17. Mexican Pottery for Spanish Interiors
In the overall interior of Spanish-style homes, you may be surprised how Mexican clay pots and vases boost the home decor. These ceramic pieces add phenomenal color. Mexican pottery is more than five centuries old and dates back to the rule of Hernan Cortez in Mexico. Talavera pottery is a popular form of Mexican pottery. You can buy Mexican pottery from Etsy, including bowls, pots, plates, and pans.
18. Hanging Mirrors
The mirror had been a vital Spanish interior design element because it reflects light and makes the room appear larger. When you place a mirror opposite a window, it maximizes the natural light flow. Mirrors also highlight important features such as fireplaces or artwork. Spanish interiors achieve an airy feel for a relaxed living through the use of mirrors, white walls, and large windows.

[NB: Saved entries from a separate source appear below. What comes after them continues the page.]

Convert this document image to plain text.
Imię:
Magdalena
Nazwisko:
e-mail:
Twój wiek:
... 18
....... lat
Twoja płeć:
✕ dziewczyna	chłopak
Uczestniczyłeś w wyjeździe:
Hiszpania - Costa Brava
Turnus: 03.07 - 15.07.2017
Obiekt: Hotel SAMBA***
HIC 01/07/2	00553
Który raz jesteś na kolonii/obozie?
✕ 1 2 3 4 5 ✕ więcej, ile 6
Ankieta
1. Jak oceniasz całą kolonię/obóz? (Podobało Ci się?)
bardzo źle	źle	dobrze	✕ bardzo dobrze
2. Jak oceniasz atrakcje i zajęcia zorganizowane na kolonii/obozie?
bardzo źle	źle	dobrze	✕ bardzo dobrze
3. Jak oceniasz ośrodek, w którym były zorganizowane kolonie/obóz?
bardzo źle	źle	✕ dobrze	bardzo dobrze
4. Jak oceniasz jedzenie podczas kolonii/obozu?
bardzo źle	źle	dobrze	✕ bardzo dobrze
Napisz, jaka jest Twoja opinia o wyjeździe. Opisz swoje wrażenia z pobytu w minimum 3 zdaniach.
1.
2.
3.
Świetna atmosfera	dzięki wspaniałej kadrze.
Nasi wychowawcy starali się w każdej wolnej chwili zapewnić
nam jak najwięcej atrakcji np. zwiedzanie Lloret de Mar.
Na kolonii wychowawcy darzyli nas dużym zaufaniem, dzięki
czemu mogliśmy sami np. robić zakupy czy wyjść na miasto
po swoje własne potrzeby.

Evolution of Spanish Eclectic Design and Soaring Popularity
The appetite for Spanish home design and interior styles is increasing. It has been on the uptick since the middle of the 19th century. However, a landmark shift point in the Spanish home style happened in 1916 when the Panama-California Exposition took place in San Diego. Bertram Grosvenor Goodhue, the famous New York-based architect, was in charge of the expo’s design. He wanted to make a paradigm shift in the conventional Spanish style to make it more contemporary and appealing.
Goodhue worked on an urban Spanish Baroque style and tried to infuse the rich Churrigueresque decorations endorsed by the Mexican and Spanish elite and also mixed elements of the Persian style of Moorish Revival architecture. The trend initiated by Goodhue is known as the Spanish Colonial Revival. Some of its iconic landmarks are the Giralda Tower, the Mexico City Metropolitan Cathedral, and the Cathedral of Our Lady in Oaxaca. The modernist take on that style is also called Spanish Eclectic.
Now the round-up on the interior of Spanish-style homes has given you an insight into timeless Spanish interior design. You can plan a Spanish makeover of your current home decor for a new style ahead.